Quick google queries reveal several that are part of commercial applications:
http://www.teamdev.com/downloads/jniwrapper/javadoc/com/jniwrapper/UInt64.html
http://publib.boulder.ibm.com/infocenter/rfthelp/v7r0m0/index.jsp?topic=/com.rational.test.ft.api.help/ApiReference/com/rational/test/value/UInt64.html
Operations with signed and unsigned integers are mostly identical, when using two's complement notation, which is what Java does. What this means is that if you have two 32-bit words a and b and want to compute their sum a+b, the same internal operation will produce the right answer regardless of whether you consider the words as being signed or unsigned. This will work properly for additions, subtractions, and multiplications.
The operations which must be sign-aware include:
Right shifts: a signed right shift duplicates the sign bit, while an unsigned right shift always inserts zeros. Java provides the ">>>" operator for unsigned right-shifting.
Divisions: an unsigned division is distinct from a signed division. When using 32-bit integers, you can convert the values to the 64-bit long type ("x & 0xFFFFFFFFL" does the "unsigned conversion" trick).

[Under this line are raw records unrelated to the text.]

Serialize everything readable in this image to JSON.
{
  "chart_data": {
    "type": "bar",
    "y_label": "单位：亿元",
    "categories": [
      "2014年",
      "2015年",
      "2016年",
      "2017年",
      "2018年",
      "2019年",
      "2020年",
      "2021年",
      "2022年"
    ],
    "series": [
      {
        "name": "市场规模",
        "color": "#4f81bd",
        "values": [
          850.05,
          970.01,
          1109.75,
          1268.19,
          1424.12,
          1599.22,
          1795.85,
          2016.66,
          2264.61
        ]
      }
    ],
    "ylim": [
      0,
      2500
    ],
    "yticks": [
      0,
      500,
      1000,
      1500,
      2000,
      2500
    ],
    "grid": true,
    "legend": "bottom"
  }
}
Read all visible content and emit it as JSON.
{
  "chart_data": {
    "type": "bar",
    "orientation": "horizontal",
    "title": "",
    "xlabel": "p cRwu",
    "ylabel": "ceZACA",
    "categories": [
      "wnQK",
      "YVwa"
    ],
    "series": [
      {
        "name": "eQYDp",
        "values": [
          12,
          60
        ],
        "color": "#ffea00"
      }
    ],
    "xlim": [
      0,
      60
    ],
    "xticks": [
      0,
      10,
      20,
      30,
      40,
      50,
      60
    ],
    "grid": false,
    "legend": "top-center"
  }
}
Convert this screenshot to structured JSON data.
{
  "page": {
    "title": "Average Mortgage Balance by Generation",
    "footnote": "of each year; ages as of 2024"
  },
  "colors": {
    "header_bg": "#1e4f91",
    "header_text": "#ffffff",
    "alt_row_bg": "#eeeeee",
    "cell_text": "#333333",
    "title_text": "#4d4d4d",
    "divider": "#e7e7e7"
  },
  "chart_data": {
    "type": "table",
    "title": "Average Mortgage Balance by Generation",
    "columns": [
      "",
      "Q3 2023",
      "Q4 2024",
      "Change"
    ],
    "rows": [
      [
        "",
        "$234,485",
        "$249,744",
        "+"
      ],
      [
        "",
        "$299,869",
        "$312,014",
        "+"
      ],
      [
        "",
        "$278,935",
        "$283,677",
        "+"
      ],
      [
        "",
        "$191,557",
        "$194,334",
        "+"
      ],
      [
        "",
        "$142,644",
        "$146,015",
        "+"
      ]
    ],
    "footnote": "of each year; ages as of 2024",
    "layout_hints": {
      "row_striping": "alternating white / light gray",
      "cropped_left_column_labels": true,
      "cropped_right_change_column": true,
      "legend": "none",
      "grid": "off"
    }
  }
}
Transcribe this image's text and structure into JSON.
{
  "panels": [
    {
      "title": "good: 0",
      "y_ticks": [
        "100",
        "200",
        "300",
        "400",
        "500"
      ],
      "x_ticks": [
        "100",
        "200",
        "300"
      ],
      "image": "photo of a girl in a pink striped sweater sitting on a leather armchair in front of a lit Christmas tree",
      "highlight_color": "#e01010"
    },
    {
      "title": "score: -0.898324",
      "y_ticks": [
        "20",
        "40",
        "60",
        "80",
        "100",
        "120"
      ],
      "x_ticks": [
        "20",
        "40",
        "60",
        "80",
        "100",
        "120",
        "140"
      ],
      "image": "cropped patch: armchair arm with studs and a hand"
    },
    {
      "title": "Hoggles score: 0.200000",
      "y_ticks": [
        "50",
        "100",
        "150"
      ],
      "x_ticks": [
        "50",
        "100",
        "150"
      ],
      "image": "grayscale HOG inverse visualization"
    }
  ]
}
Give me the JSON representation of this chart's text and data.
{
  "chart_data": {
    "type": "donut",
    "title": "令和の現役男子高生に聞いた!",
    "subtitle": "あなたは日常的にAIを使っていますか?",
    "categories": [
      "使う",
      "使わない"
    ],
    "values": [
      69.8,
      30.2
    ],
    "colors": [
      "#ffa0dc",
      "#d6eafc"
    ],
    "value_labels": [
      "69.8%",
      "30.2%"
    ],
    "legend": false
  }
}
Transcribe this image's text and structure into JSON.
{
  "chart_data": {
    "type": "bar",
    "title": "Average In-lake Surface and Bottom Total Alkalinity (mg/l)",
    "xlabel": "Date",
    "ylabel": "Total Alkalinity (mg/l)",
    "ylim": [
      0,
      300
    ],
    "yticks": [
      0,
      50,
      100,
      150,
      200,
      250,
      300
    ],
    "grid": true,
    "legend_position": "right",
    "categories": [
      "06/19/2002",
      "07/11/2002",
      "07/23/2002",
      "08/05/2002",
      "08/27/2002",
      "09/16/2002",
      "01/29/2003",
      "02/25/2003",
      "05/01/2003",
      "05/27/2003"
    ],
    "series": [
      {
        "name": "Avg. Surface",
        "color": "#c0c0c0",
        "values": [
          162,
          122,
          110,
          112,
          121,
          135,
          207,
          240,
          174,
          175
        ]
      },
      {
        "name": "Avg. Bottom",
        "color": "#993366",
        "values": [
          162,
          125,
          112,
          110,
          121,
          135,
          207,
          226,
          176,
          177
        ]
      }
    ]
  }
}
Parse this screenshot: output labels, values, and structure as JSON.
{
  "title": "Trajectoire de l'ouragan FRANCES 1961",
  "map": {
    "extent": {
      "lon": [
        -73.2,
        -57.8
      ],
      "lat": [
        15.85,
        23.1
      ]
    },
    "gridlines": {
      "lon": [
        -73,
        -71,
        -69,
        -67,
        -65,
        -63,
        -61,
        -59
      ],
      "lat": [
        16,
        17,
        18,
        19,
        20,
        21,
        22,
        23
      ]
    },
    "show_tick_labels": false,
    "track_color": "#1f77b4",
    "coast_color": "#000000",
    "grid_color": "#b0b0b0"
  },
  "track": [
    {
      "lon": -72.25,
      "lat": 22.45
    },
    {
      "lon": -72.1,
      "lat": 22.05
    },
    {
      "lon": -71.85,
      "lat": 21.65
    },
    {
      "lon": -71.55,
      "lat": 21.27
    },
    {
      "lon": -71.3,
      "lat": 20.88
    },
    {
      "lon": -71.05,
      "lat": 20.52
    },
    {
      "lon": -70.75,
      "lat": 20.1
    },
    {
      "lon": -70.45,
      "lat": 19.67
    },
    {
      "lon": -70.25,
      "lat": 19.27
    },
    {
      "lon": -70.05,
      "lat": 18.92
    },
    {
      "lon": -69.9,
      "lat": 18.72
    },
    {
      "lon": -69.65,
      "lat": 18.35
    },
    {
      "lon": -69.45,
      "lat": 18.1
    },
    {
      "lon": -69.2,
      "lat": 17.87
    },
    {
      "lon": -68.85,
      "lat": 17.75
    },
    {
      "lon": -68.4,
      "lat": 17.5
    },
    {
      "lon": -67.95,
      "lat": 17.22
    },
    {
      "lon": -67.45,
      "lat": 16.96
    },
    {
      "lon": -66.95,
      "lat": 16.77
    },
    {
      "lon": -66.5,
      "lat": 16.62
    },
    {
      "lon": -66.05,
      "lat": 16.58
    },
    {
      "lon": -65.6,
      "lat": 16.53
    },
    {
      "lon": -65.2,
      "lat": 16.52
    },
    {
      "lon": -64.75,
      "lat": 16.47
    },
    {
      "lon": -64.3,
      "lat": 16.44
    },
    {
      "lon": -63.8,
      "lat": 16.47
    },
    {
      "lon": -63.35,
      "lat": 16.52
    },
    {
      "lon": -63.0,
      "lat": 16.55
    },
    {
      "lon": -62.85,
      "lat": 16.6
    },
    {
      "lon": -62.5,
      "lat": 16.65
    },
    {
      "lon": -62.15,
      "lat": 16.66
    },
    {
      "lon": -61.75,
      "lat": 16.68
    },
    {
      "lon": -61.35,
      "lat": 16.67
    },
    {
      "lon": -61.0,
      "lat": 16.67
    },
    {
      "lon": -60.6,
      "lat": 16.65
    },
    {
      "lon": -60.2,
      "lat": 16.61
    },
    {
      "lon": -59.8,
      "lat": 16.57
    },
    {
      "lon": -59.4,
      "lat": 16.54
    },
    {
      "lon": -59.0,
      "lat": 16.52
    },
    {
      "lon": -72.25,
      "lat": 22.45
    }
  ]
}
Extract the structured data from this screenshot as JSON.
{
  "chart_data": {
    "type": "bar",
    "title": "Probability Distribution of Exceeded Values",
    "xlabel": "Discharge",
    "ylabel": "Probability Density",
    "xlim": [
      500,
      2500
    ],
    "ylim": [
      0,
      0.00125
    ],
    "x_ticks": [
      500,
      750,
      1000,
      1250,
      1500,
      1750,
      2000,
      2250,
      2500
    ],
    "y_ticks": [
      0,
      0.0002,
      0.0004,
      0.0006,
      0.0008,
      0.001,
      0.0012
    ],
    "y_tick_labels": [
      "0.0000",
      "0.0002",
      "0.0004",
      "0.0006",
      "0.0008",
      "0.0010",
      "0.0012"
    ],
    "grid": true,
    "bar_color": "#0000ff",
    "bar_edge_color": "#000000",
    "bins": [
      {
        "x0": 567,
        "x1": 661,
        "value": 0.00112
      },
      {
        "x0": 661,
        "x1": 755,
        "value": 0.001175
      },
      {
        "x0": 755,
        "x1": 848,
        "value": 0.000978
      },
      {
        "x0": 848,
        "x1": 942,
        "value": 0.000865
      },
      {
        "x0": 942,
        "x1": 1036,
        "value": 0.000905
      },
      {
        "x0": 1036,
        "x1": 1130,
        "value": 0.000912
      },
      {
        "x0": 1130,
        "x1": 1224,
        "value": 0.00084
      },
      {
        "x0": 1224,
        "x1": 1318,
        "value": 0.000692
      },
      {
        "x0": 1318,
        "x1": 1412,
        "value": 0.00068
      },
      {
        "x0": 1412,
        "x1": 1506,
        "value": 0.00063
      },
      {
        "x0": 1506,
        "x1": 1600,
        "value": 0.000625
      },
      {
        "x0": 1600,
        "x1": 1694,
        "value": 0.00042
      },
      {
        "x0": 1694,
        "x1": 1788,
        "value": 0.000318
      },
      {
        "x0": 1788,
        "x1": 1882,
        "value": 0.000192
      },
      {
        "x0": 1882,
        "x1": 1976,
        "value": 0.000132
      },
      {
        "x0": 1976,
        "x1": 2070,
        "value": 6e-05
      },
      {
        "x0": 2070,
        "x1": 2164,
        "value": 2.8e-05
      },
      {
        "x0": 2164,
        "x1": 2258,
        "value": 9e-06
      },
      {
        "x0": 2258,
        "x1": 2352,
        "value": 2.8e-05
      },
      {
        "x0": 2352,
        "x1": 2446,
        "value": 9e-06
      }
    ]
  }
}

Comparisons: if you want to compare a with b as two 32-bit unsigned words, then you have two standard idioms:
if ((a + Integer.MIN_VALUE) < (b + Integer.MIN_VALUE)) { ... }
if ((a & 0xFFFFFFFFL) < (b & 0xFFFFFFFFL)) { ... }
Knowing that, the signed Java types are not a big hassle for cryptographic code. I have implemented many cryptographic primitives in Java, and the signed types are not an issue provided that you understand what you are writing. For instance, have a look at sphlib: this is an opensource library which implements many cryptographic hash functions, both in C and in Java. The Java code uses Java's signed types (int, long...) quite seamlessly, and it simply works.
Java does not have operator overloading, so Java-only "solutions" to get unsigned types will involve custom classes (such as the UInt64 class you link to), which will imply a massive performance penalty. You really do not want to do that.
Theoretically, one could define a Java-like language with unsigned types and implement a compiler which produces bytecode for the JVM (internally using the tricks I detail above for shifts, divisions and comparisons). I am not aware of any available tool which does that; and, as I said above, Java's signed types are just fine for cryptographic code (in other words, if you have trouble with such signed types, then I daresay that you do not know enough to implement cryptographic code securely, and you should refrain from doing so; instead, use existing opensource libraries).
This is a language feature, not a library feature, so there is no way to extend Java to support this functionality unless you change the language itself, in which case you'd need to make your own compiler.
However, if you need unsigned right-shifts, Java supports the >>> operator which works like the >> operator for unsigned types.
You can, however, make your own methods to perform arithmetic with signed types as though they were unsigned; this should work, for example:
static int multiplyUnsigned(int a, int b)
{
final bool highBitA = a < 0, highBitB = b < 0;
final long a2 = a & ~(1 << 31), b2 = b & ~(1 << 31);
final long result = (highBitA ? a2 | (1 << 31) : a2)
* (highBitB ? b2 | (1 << 31) : b2);
return (int)result;
}
Edit:
Thanks to #Ben's comment, we can simplify this:
static int multiplyUnsigned(int a, int b)
{
final long mask = (1L << 32) - 1;
return (int)((a & mask) * (b & mask));
}
Neither of these methods works, though, for the long type. You'd have to cast to a double, negate, multiply, and cast it back again in that case, which would likely kill any and all of your optimizations.